Orb Sceptre Throne by Ian C. Esslemont is the most recent book set in the same universe of the Malazan Book of the Fallen series by Steven Erikson, which Erikson and Esslemont created together, and Esslemont's fourth book in that universe. It is set chronologically after the eighth book in Erikson's series, Toll the Hounds, and picks up on many plot threads from that book and other earlier books, so I would strongly recommend familiarizing yourself with the series before reading this one. Reading Esslemont's previous three books before Orb Sceptre Throne would also be a good idea, but isn't as essential.
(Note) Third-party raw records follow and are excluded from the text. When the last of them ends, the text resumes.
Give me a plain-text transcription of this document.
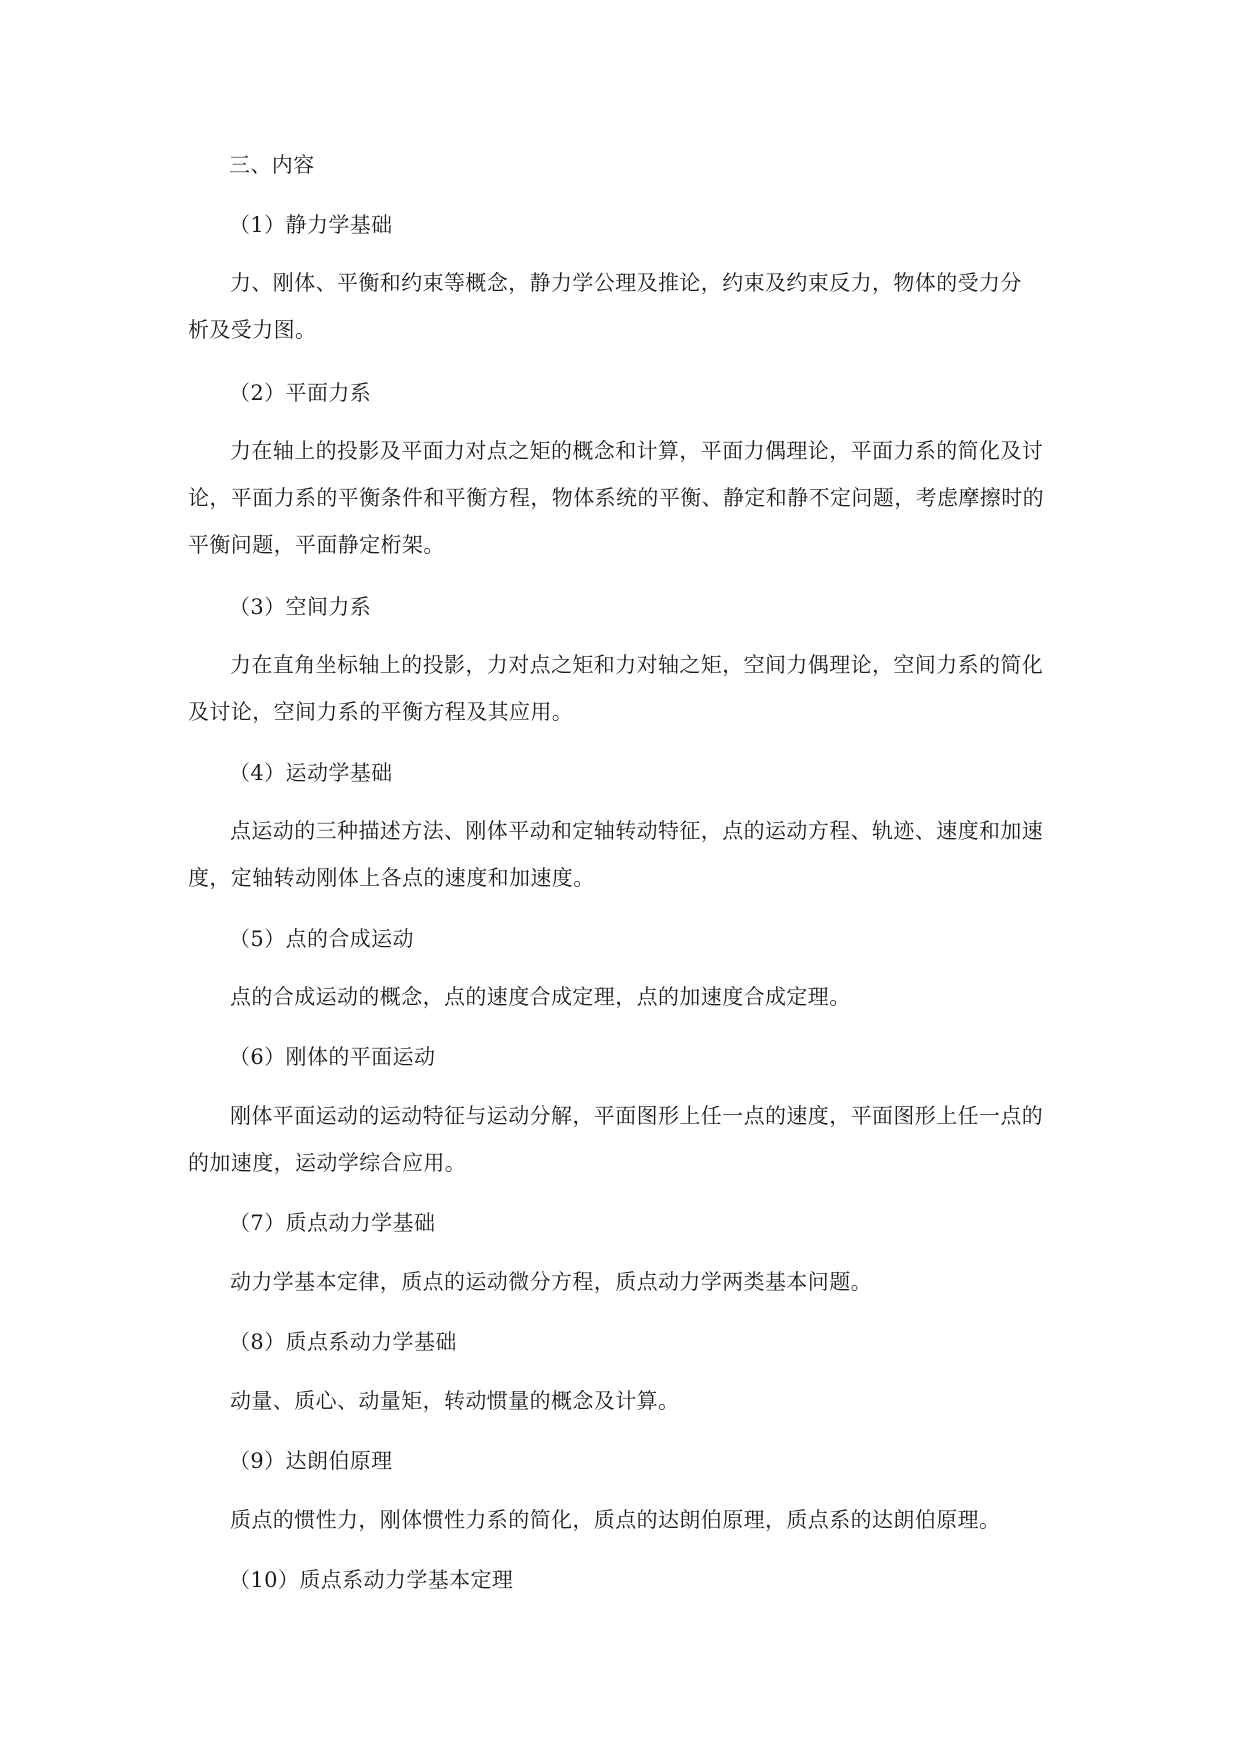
三、内容
（1）静力学基础
力、刚体、平衡和约束等概念，静力学公理及推论，约束及约束反力，物体的受力分
析及受力图。
（2）平面力系
力在轴上的投影及平面力对点之矩的概念和计算，平面力偶理论，平面力系的简化及讨
论，平面力系的平衡条件和平衡方程，物体系统的平衡、静定和静不定问题，考虑摩擦时的
平衡问题，平面静定桁架。
（3）空间力系
力在直角坐标轴上的投影，力对点之矩和力对轴之矩，空间力偶理论，空间力系的简化
及讨论，空间力系的平衡方程及其应用。
（4）运动学基础
点运动的三种描述方法、刚体平动和定轴转动特征，点的运动方程、轨迹、速度和加速
度，定轴转动刚体上各点的速度和加速度。
（5）点的合成运动
点的合成运动的概念，点的速度合成定理，点的加速度合成定理。
（6）刚体的平面运动
刚体平面运动的运动特征与运动分解，平面图形上任一点的速度，平面图形上任一点的
的加速度，运动学综合应用。
（7）质点动力学基础
动力学基本定律，质点的运动微分方程，质点动力学两类基本问题。
（8）质点系动力学基础
动量、质心、动量矩，转动惯量的概念及计算。
（9）达朗伯原理
质点的惯性力，刚体惯性力系的简化，质点的达朗伯原理，质点系的达朗伯原理。
（10）质点系动力学基本定理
As usual, the book is split into a number of different plot threads. The story is set on the continent of Genabackis, focusing on the city-state of Darujhistan and its environs. The region has been wracked by conflict, with much of the continent devastated by war and its northern areas brought under the rule of the Malazan Empire. Moon's Spawn, an ancient flying fortress that recently plummeted into the sea, has become a hot spot for treasure hunters seeking to make their fortunes-including Antsy, one of the deserters from the armies of the Malazan Empire who settled in Darujhistan- and for those who would prey upon them.
On an island to the south, the army of the Seguleh- a mysterious, isolated people whose warriors are swordsmen without compare- set out for the mainland and Darujhistan, in response to a prophecy that they believe is now being fulfilled. They are led by Jan, the Second, who is eager to lead them to what he believes is their destiny and purpose as a people after millennia of exile from their original homeland- not realizing just what has summoned them back and what that destiny is.
Meanwhile, the situation around Darujhistan remains precarious, with many of the formerly independent cities of northern Genabackis and the nomadic tribes of the continent's plains chafing against the continued presence of the Malazans. Torvald Nom has been newly elevated to a seat on Darujhistan's ruling council, and finds himself faced with something far worse than the city's Byzantine and already frequently deadly politics. The region will soon be thrown into turmoil by a discovery made in the ruins outside Darujhistan, remnants of an ancient era when the city was the seat of a great empire. Now the evil that ruled over that empire thousands of years ago is returning, seeking to regain its power, starting with Darujhistan itself.
Orb Sceptre Throne is an enjoyable book that is worth reading for Malazan fans, though I wouldn't place it in the top tier of that series. The main story is quite interesting, though some of the secondary plot threads drag early on.. There's some quite exciting action sequences, including our first look at the Seguleh fighting as an army- previously they've only appeared one or two at a time- and some scenes involving the fully u unleashed power of the Malazan Empire's mysterious allies, the Moranth. The story also ties up some plot threads and answers some questions left by previous Malazan, in what I thought was a very satisfactory way. Parts of the ending were too abrupt and something of an anticlimax, though it didn't spoil my enjoyment of the journey there, and there were also aspects of the conclusion that I quite liked.
I liked the characters, and especially Jan of the Seguleh- the ruler and greatest warrior of an army of the deadliest swordsmen on the planet, and yet trapped and paralyzed by what he believes his duty and the duty of his people to be. The reborn Tyrant of Darujhistan is suitably creepy and ominous, utterly silent behind a blank mask as he holds court while another man speaks as his “voice.” The book also sees the return of some old favorites including Antsy and the other former Bridgeburners settled in Darujhistan, Torvald and Rallick Nom, the mysterious Kruppe, and - my other personal favorite- Traveler, AKA Dassem Ultor, trying to withdraw into quiet anonymity now that his decades-long quest for revenge against Hood, god of death, was made pointless after he was cheated of his chance for vengeance during the events of toll the hounds.
As with his previous book, Stonewielder, Orb Sceptre Throne shows a marked improvement in Esslemont's writing style compared to his first two books, Night of Knives and Return of the Crimson Guard, moving the story smoothly and confidently along without the occasional awkwardness seen in his earlier work. Esslemont's writing style is once again more straightforward less prone to digression than Steven Erikson's; whether that's good or bad is a matter of taste, but for the most part I thought the story benefited from Esslemont's approach.
While it's not at the same level as his previous book, Stonewielder, Orb Sceptre Throne is a solid effort by Ian C. Esslemont that I would definitely recommend it for fans of the Malazan series.